1	job.getConfiguration().setInt(TOTAL_SPLIT_NUMBER, new TextInputFormat().getSplits(job).size());

The reducer calculates the start number for out split id keys, remember we emitted that totals in the mapper as "meta-pairs" for all the splits:

(split1, -currentsplit) (-1, currentSplitLineCount)

(split2, -currentsplit) (-1, currentSplitLineCount)

(split3, -currentsplit) (-1, currentSplitLineCount)

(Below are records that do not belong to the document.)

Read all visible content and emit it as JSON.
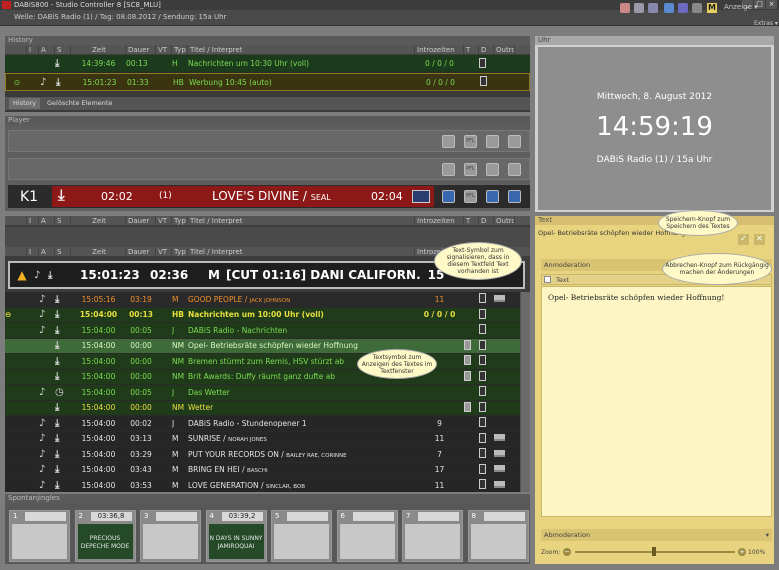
{
  "window": {
    "title": "DABiS800 - Studio Controller 8 [SC8_MLU]",
    "controls": [
      "_",
      "□",
      "×"
    ]
  },
  "infobar": {
    "text": "Welle: DABiS Radio (1) / Tag: 08.08.2012 / Sendung: 15a Uhr",
    "m_label": "M",
    "anzeige_label": "Anzeige ▾",
    "extras_label": "Extras ▾"
  },
  "history": {
    "title": "History",
    "columns": [
      "",
      "I",
      "A",
      "S",
      "Zeit",
      "Dauer",
      "VT",
      "Typ",
      "Titel / Interpret",
      "Introzeiten",
      "T",
      "D",
      "Outro"
    ],
    "rows": [
      {
        "zeit": "14:39:46",
        "dauer": "00:13",
        "typ": "H",
        "titel": "Nachrichten um 10:30 Uhr  (voll)",
        "intro": "0 / 0 / 0"
      },
      {
        "zeit": "15:01:23",
        "dauer": "01:33",
        "typ": "HB",
        "titel": "Werbung 10:45 (auto)",
        "intro": "0 / 0 / 0"
      }
    ],
    "tabs": [
      "History",
      "Gelöschte Elemente"
    ]
  },
  "player": {
    "title": "Player",
    "pfl_label": "PFL",
    "k1": {
      "label": "K1",
      "time_left": "02:02",
      "channel": "(1)",
      "title": "LOVE'S DIVINE",
      "artist": "SEAL",
      "time_right": "02:04"
    }
  },
  "playlist": {
    "columns": [
      "",
      "I",
      "A",
      "S",
      "Zeit",
      "Dauer",
      "VT",
      "Typ",
      "Titel / Interpret",
      "Introzeiten",
      "T",
      "D",
      "Outro"
    ],
    "current": {
      "zeit": "15:01:23",
      "dauer": "02:36",
      "typ": "M",
      "titel": "[CUT 01:16] DANI CALIFORN...",
      "intro": "15"
    },
    "rows": [
      {
        "zeit": "15:05:16",
        "dauer": "03:19",
        "typ": "M",
        "titel": "GOOD PEOPLE",
        "artist": "JACK JOHNSON",
        "intro": "11",
        "style": "orange"
      },
      {
        "zeit": "15:04:00",
        "dauer": "00:13",
        "typ": "HB",
        "titel": "Nachrichten um 10:00 Uhr  (voll)",
        "artist": "",
        "intro": "0 / 0 / 0",
        "style": "yellowbold"
      },
      {
        "zeit": "15:04:00",
        "dauer": "00:05",
        "typ": "J",
        "titel": "DABiS Radio - Nachrichten",
        "artist": "",
        "intro": "",
        "style": "green"
      },
      {
        "zeit": "15:04:00",
        "dauer": "00:00",
        "typ": "NM",
        "titel": "Opel- Betriebsräte schöpfen wieder Hoffnung",
        "artist": "",
        "intro": "",
        "style": "greensel"
      },
      {
        "zeit": "15:04:00",
        "dauer": "00:00",
        "typ": "NM",
        "titel": "Bremen stürmt zum Remis, HSV stürzt ab",
        "artist": "",
        "intro": "",
        "style": "green"
      },
      {
        "zeit": "15:04:00",
        "dauer": "00:00",
        "typ": "NM",
        "titel": "Brit Awards: Duffy räumt ganz dufte ab",
        "artist": "",
        "intro": "",
        "style": "green"
      },
      {
        "zeit": "15:04:00",
        "dauer": "00:05",
        "typ": "J",
        "titel": "Das Wetter",
        "artist": "",
        "intro": "",
        "style": "green"
      },
      {
        "zeit": "15:04:00",
        "dauer": "00:00",
        "typ": "NM",
        "titel": "Wetter",
        "artist": "",
        "intro": "",
        "style": "greenyellow"
      },
      {
        "zeit": "15:04:00",
        "dauer": "00:02",
        "typ": "J",
        "titel": "DABiS Radio - Stundenopener 1",
        "artist": "",
        "intro": "9",
        "style": "dark"
      },
      {
        "zeit": "15:04:00",
        "dauer": "03:13",
        "typ": "M",
        "titel": "SUNRISE",
        "artist": "NORAH JONES",
        "intro": "11",
        "style": "dark"
      },
      {
        "zeit": "15:04:00",
        "dauer": "03:29",
        "typ": "M",
        "titel": "PUT YOUR RECORDS ON",
        "artist": "BAILEY RAE, CORINNE",
        "intro": "7",
        "style": "dark"
      },
      {
        "zeit": "15:04:00",
        "dauer": "03:43",
        "typ": "M",
        "titel": "BRING EN HEI",
        "artist": "BASCHI",
        "intro": "17",
        "style": "dark"
      },
      {
        "zeit": "15:04:00",
        "dauer": "03:53",
        "typ": "M",
        "titel": "LOVE GENERATION",
        "artist": "SINCLAR, BOB",
        "intro": "11",
        "style": "dark"
      }
    ]
  },
  "spontanjingles": {
    "title": "Spontanjingles",
    "slots": [
      {
        "num": "1",
        "time": "",
        "title": "",
        "artist": ""
      },
      {
        "num": "2",
        "time": "03:36,8",
        "title": "PRECIOUS",
        "artist": "DEPECHE MODE"
      },
      {
        "num": "3",
        "time": "",
        "title": "",
        "artist": ""
      },
      {
        "num": "4",
        "time": "03:39,2",
        "title": "N DAYS IN SUNNY",
        "artist": "JAMIROQUAI"
      },
      {
        "num": "5",
        "time": "",
        "title": "",
        "artist": ""
      },
      {
        "num": "6",
        "time": "",
        "title": "",
        "artist": ""
      },
      {
        "num": "7",
        "time": "",
        "title": "",
        "artist": ""
      },
      {
        "num": "8",
        "time": "",
        "title": "",
        "artist": ""
      }
    ]
  },
  "uhr": {
    "title": "Uhr",
    "date": "Mittwoch, 8. August 2012",
    "time": "14:59:19",
    "station": "DABiS Radio (1) / 15a Uhr"
  },
  "textpanel": {
    "title": "Text",
    "subject": "Opel- Betriebsräte schöpfen wieder Hoffnung",
    "anmoderation": "Anmoderation",
    "text_label": "Text",
    "body": "Opel- Betriebsräte schöpfen wieder Hoffnung!",
    "abmoderation": "Abmoderation",
    "zoom_label": "Zoom:",
    "zoom_value": "100%"
  },
  "callouts": {
    "textsymbol": "Text-Symbol zum signalisieren, dass in diesem Textfeld Text vorhanden ist",
    "speichern": "Speichern-Knopf zum Speichern des Textes",
    "abbrechen": "Abbrechen-Knopf zum Rückgängig machen der Änderungen",
    "anzeigen": "Textsymbol zum Anzeigen des Textes im Textfenster"
  },
  "colors": {
    "accent_green": "#7ddc52",
    "accent_orange": "#f0902a",
    "accent_yellow": "#e8e040",
    "current_bg": "#222222",
    "text_panel": "#e8d47e"
  }
}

As you see the sequence value corresponding to the total was emitted as -1 in the mapper stage. This is an easy way to identify an aggregation pair since all sequences are positives. Additionally the reducer will receive these totals as the first pairs since the iterable is ordered. Once we have the start sequence number we can iterate the rest of pairs (also coming in the right order thanks to the secondary sorting) containing the lines and number them incrementally:

protected void reduce(SplitSequenceWritable key, Iterable<SequenceLineWritable> values,
  Context context) throws IOException, InterruptedException
{
 Iterator<SequenceLineWritable> iterator = values.iterator();
 long sequenceNumber = 0;
 SequenceLineWritable value = iterator.next();
 while (iterator.hasNext() && value.getSequence() < 0)
 {
  sequenceNumber += Long.valueOf(value.getLine());
  value = iterator.next();
 }
 sequence.set(sequenceNumber);
 line.set(value.getLine());
 context.write(sequence, line);
 sequenceNumber++;
 while (iterator.hasNext())
 {
  value = iterator.next();
  sequence.set(sequenceNumber);
  line.set(value.getLine());
  context.write(sequence, line);
  sequenceNumber++;
 }
}

We have extended the framework to be able to identify the current split in each stage (map, partitioner, comparator, reducer). This information needs to be calculated by Hadoop anyway and by making it available we gain insight and flexibility in our jobs. Since the pairs are grouped by split in the reducers, the data is uniformly distributed to avoid hot spots nodes allowing for a linear scaling. More generally this pattern could be used to apply transformations to the lines of a text file maintaining the ordering.